In this study, Ailsa Craig (AC), a classical cultivated tomato variety, was selected as the parental material to create a male sterile material using CRISPR/Cas9 to knock out the isolicin synthase encoding gene SlLAP3, which is specifically expressed at the microspore stage in tomato, and it was confirmed that the agronomic characteristics such as growth and development and yield quality of this material were affected in addition to sterility.
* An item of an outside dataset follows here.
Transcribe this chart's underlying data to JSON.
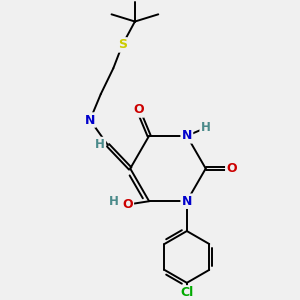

In order to obtain excellent stress tolerance traits, the wild currant tomato Solanum pimpinellifolium (S. pimp) originating from the severe saline-alkali land of the Peruvian seashore was selected as a donor in this study, and the de novo domestication gene modules of tomato flowering and plant types identified earlier in the laboratory, SELF-PRUNING 5G (SP5G) and SELF-PRUNING (SP) genes, that are insensitive to photoperiod, and have both synchronous fruit ripening and compact plant types, were rapidly created using a multi-target genome editing system, which overcomes the differences in growth habits of wild tomatoes and maintains their excellent traits of severe saline-alkali tolerance and high disease resistance. De novo domesticated S. pimp lines were crossed with AC male sterile lines, and F1 plants presented an intermediate phenotype compared with the parents. Plants with both maternal yield and quality traits, male tolerance to severe saline-alkali and high disease resistance traits were obtained in the F2 segregating population. At the same time, the F2 segregating population can also isolate and obtain lines containing sp, sp5g, sp sp5g mutation combinations in addition to the above traits, which present different plant types and can be suitable for various planting modes such as open field cultivation, greenhouse cultivation and plant factory cultivation, respectively. Through the integration of de novo domestication and rapid creation of male sterile lines, the "double reduction" of manpower and time costs in the mining and utilization of excellent wild and cultivated species resources and germplasm innovation was realized, while the diversified separation of domesticated gene modules achieved the "increase" of planting methods.